Production of furanics from sugarcane bagasse via the 5-chloromethylfurfural pathway: techno-economics and greenhouse gas assessment

Abstract

This study investigated the commercial-scale production of furan-based chemicals (furanics) from sugarcane bagasse, using 5-chloromethylfurfural (CMF) as an intermediate platform molecule for the production of bio-based chemicals and materials. A process was developed to convert sugarcane bagasse from a co-located sugar mill to CMF and subsequently upgrade it to 5-methylfurfural (5-MF) or 2,5-dimethylfuran (DMF) to recover the chlorine and recycle as HCl back into the process. The economics and environmental factors for a production facility processing 237,600 t bagasse per annum were investigated. The total capital investment for CMF production is estimated at $63 million, for 5-methylfurfural production at $104 million, and for 2,5-dimethylfuran production at $135 million. The minimum selling price (MSP) for CMF is $0.97/kg; for 5-methylfurfural is $1.68/kg; and for 2,5-dimethylfuran is $2.76/kg. Sensitivity analysis reveals that the minimum selling price of CMF is significantly influenced by the CMF yield, costs of hydrochloric acid (HCl), feedstock, and utilities. The use of HCl also poses a technical and environmental challenge for recycling due to the existence of an azeotrope with water. Greenhouse gas (GHG) emissions of production were calculated to be 1.63 kgCO2-eq/kg CMF, 1.28 kgCO2-eq/kg 5-methylfurfural and 2.50 kgCO2-eq/kg 2,5-dimethylfuran, largely contributed to by HCl use.
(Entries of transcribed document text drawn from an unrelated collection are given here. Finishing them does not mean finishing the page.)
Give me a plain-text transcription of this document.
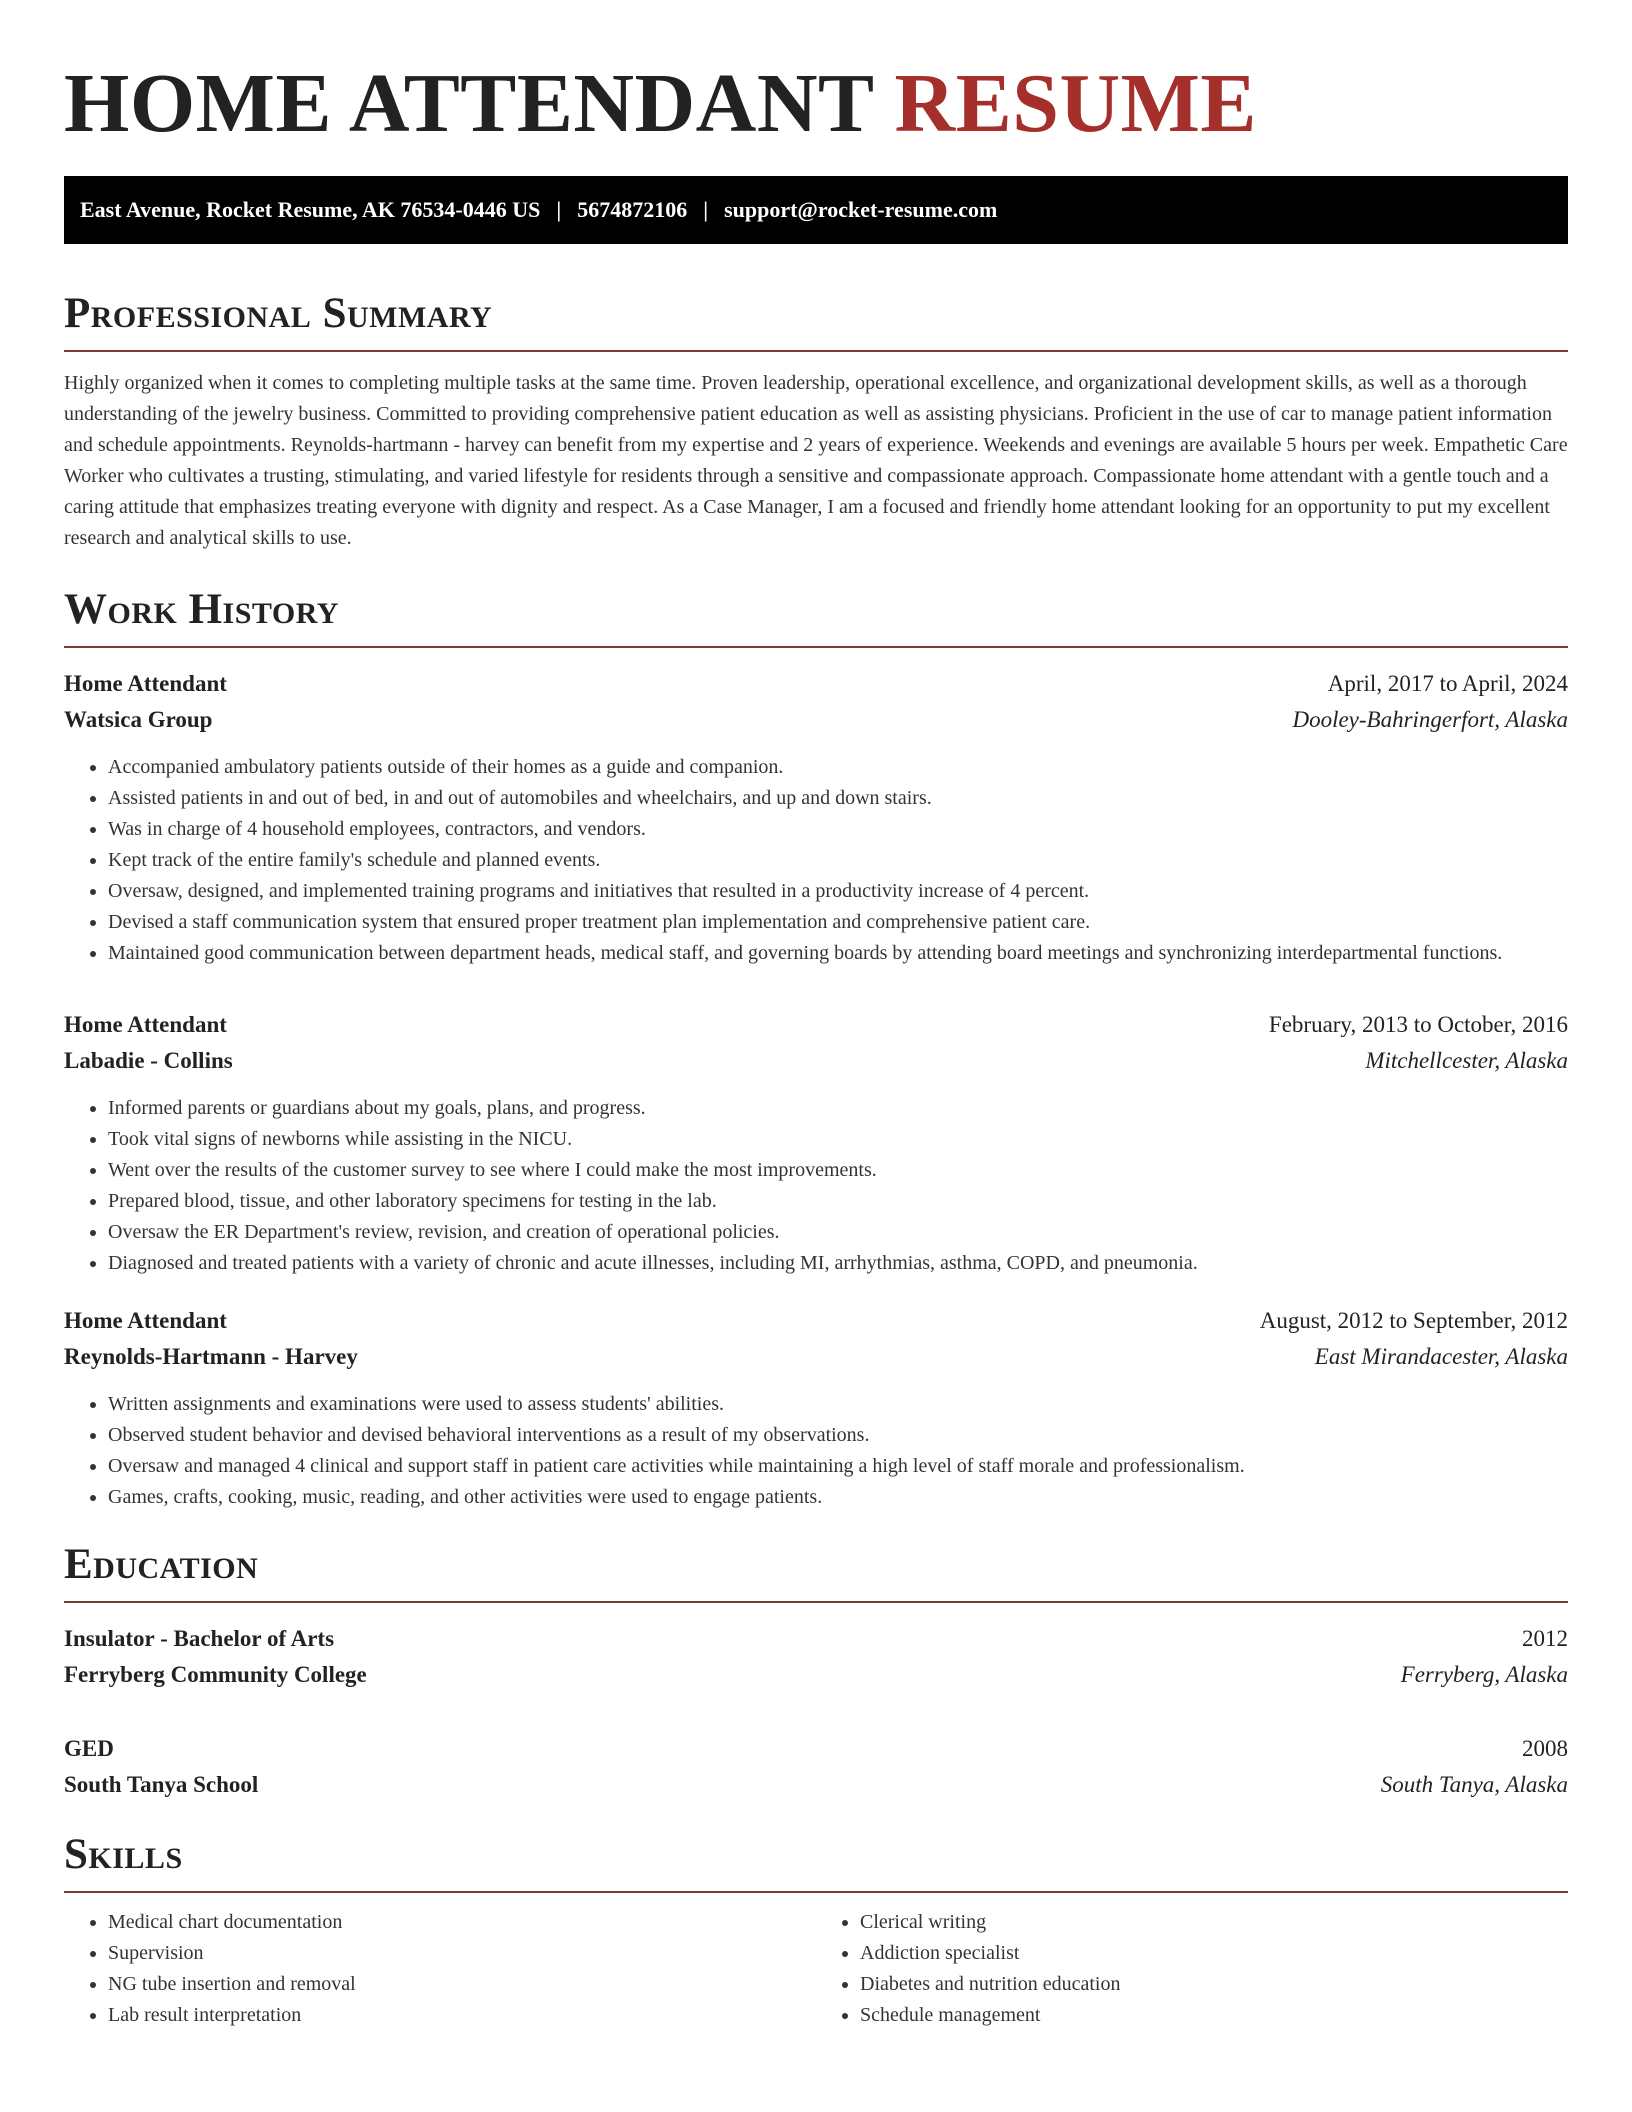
HOME ATTENDANT RESUME
East Avenue, Rocket Resume, AK 76534-0446 US | 5674872106 | support@rocket-resume.com
Professional Summary

Highly organized when it comes to completing multiple tasks at the same time. Proven leadership, operational excellence, and organizational development skills, as well as a thorough understanding of the jewelry business. Committed to providing comprehensive patient education as well as assisting physicians. Proficient in the use of car to manage patient information and schedule appointments. Reynolds-hartmann - harvey can benefit from my expertise and 2 years of experience. Weekends and evenings are available 5 hours per week. Empathetic Care Worker who cultivates a trusting, stimulating, and varied lifestyle for residents through a sensitive and compassionate approach. Compassionate home attendant with a gentle touch and a caring attitude that emphasizes treating everyone with dignity and respect. As a Case Manager, I am a focused and friendly home attendant looking for an opportunity to put my excellent research and analytical skills to use.

Work History
Home Attendant	April, 2017 to April, 2024
Watsica Group	Dooley-Bahringerfort, Alaska
• Accompanied ambulatory patients outside of their homes as a guide and companion.
• Assisted patients in and out of bed, in and out of automobiles and wheelchairs, and up and down stairs.
• Was in charge of 4 household employees, contractors, and vendors.
• Kept track of the entire family's schedule and planned events.
• Oversaw, designed, and implemented training programs and initiatives that resulted in a productivity increase of 4 percent.
• Devised a staff communication system that ensured proper treatment plan implementation and comprehensive patient care.
• Maintained good communication between department heads, medical staff, and governing boards by attending board meetings and synchronizing interdepartmental functions.
Home Attendant	February, 2013 to October, 2016
Labadie - Collins	Mitchellcester, Alaska
• Informed parents or guardians about my goals, plans, and progress.
• Took vital signs of newborns while assisting in the NICU.
• Went over the results of the customer survey to see where I could make the most improvements.
• Prepared blood, tissue, and other laboratory specimens for testing in the lab.
• Oversaw the ER Department's review, revision, and creation of operational policies.
• Diagnosed and treated patients with a variety of chronic and acute illnesses, including MI, arrhythmias, asthma, COPD, and pneumonia.
Home Attendant	August, 2012 to September, 2012
Reynolds-Hartmann - Harvey	East Mirandacester, Alaska
• Written assignments and examinations were used to assess students' abilities.
• Observed student behavior and devised behavioral interventions as a result of my observations.
• Oversaw and managed 4 clinical and support staff in patient care activities while maintaining a high level of staff morale and professionalism.
• Games, crafts, cooking, music, reading, and other activities were used to engage patients.
Education
Insulator - Bachelor of Arts	2012
Ferryberg Community College	Ferryberg, Alaska
GED	2008
South Tanya School	South Tanya, Alaska
Skills
• Medical chart documentation
• Supervision
• NG tube insertion and removal
• Lab result interpretation
• Clerical writing
• Addiction specialist
• Diabetes and nutrition education
• Schedule management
Therefore, process improvements targeting HCl use reduction are recommended. Solvent-free upgrading to furanic derivatives is proposed to reduce separation costs and improve process efficiency. Despite current challenges, the results demonstrate that CMF can serve as a sustainable and economically attractive route for producing bio-based furanics, showing potential for competitiveness with 5-(hydroxymethyl)furfural-based pathways.